What is the "variance component parameter" in mixed effect model? On page 12 of Bates' book on mixed effect model, he describes the model as follows:

Near the end of the screenshot, he mentions the 

relative covariance factor $\Lambda_{\theta}$, depending on the variance-component parameter, $\theta$

without explaining what exactly is the relationship. Say we are given $\theta$, how would we derive $\Lambda_{\theta}$ from it?
On a related note, this is one of many instance in which I find Bates' exposition to be a bit lacking in details. Is there a better text that actually goes through the optimization process of parameter estimation and the proof for the distribution of test statistic?
 A: The variance-component parameter vector $\theta$ is estimated iteratively to minimise the model deviance $\widetilde{d}$ according to eq. 1.10 (p. 14).
The relative covariance factor, $\Lambda_\theta$, is a $q \times q$ matrix (dimensions are explained in the excerpt you posted). For a model with a simple scalar random-effects term, (p. 15, Fig. 1.3) it is calculated as a multiple of $\theta$ and identity matrix of dimensions $q \times q$:
$$\Lambda_\theta = \theta \times {I_q}$$

This is the general way to calculate $\Lambda_\theta$, and it is modified according to the number of random-effects and their covariance structure. For a model with two uncorrelated random-effects terms in a crossed design, as on pp. 32-34, it is block diagonal with two blocks each of which is a multiple of $\theta$ and identity (p. 34, Fig. 2.4): 

Same with two nested random-effects terms (p. 43, Fig. 2.10, not shown here). 
For a longitudinal (repeated-measures) model with a random intercept and a random slope which are allowed to correlate $\Lambda_\theta$ consists of triangular blocks representing both random-effects and their correlation (p. 62, Fig. 3.2):

Modelling the same dataset with two uncorrelated random-effects terms (p. 65, Fig. 3.3) returns $\Lambda_\theta$ of the same structure as shown previously, in Fig. 2.4:


Additional notes:
$\theta_i = \frac{\sigma_i}{\sigma}$
Where $\sigma_i$ refers to the square root of the i-th random-effect variance, and $\sigma$ refers to the square root of the residual variance (compare with pp. 32-34).
The book version from June 25, 2010 refers to a version of lme4 which has been modified.
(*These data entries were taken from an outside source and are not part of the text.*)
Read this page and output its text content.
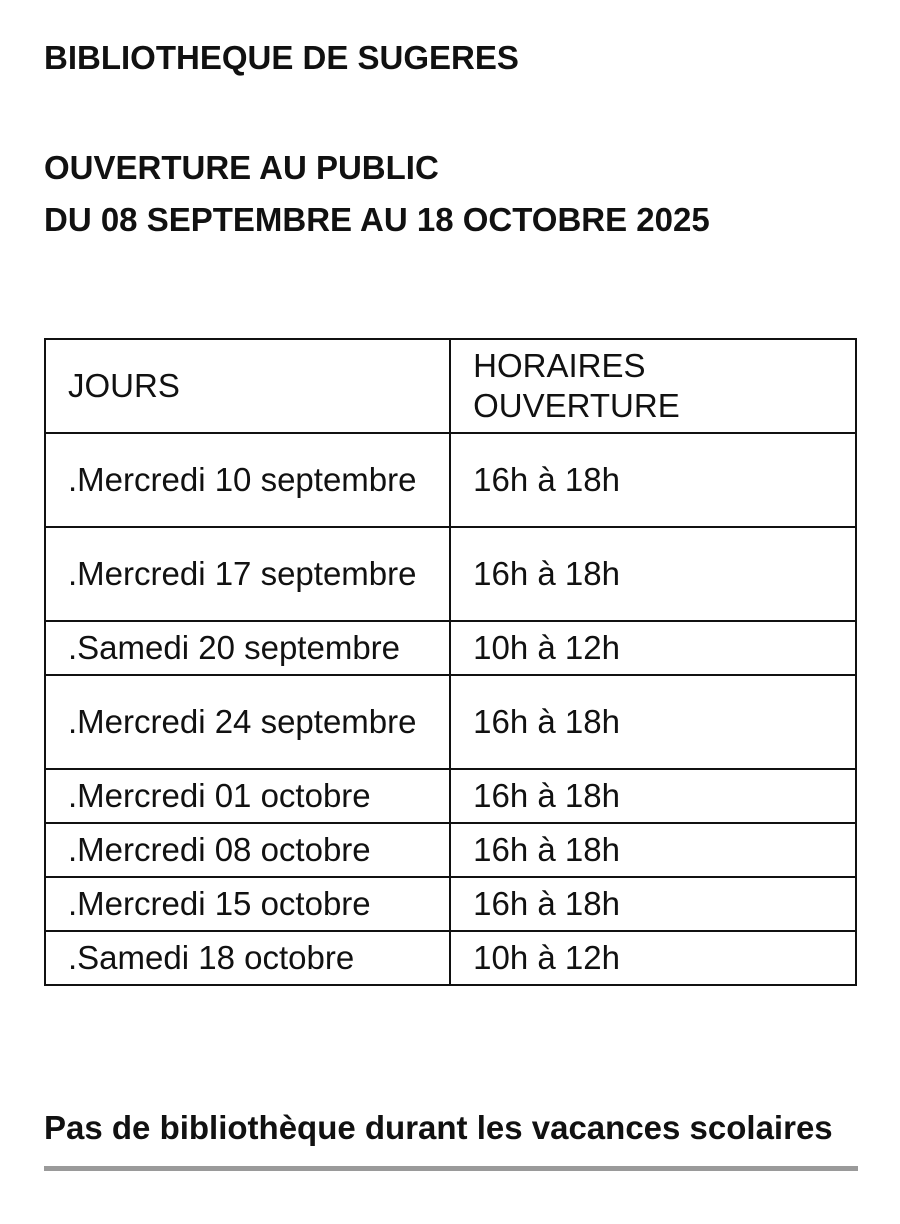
BIBLIOTHEQUE DE SUGERES
OUVERTURE AU PUBLIC
DU 08 SEPTEMBRE AU 18 OCTOBRE 2025
JOURS	HORAIRES
OUVERTURE
.Mercredi 10 septembre	16h à 18h
.Mercredi 17 septembre	16h à 18h
.Samedi 20 septembre	10h à 12h
.Mercredi 24 septembre	16h à 18h
.Mercredi 01 octobre	16h à 18h
.Mercredi 08 octobre	16h à 18h
.Mercredi 15 octobre	16h à 18h
.Samedi 18 octobre	10h à 12h

Pas de bibliothèque durant les vacances scolaires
One of the consequences is that in the current version 1.1.-10. the random-effects model object-class merMod has a different structure and $\Lambda_\theta$ is accessed in a different way, using the method getME:
image(getME(fm01ML, "Lambda"))

A: It's hierarchical reasoning.  There are a bunch of parameters in your linear model, the components of b.  In a pure fixed effects model you would just get estimates of these and that would be that.  Instead, you imagine that the values in b themselves are drawn from a multivariate normal distribution with a covariance matrix that is parameterized by theta.  Here is a simple example.  Suppose we look at animal counts at five different time periods at 10 different locations.  We would get a linear model (I'm using R talk here) that would look like count ~ time + factor(location), so that you would have (in this case) a common slope for all of the regression (one at each location) but a different intercept at each location.  We could just punt and call it a fixed effect model and estimate all of the intercepts.  However, we want might not care about the particular locations if they were 10 locations selected from a large number of possible locations.  So we put a covariance model on the intercepts.  For instance, we declare the intercepts to be multivariate normal and independent with common variance sigma2.  Then sigma2 is the "theta" parameter, because it characterizes the population of intercepts at each location (which are thus random effects).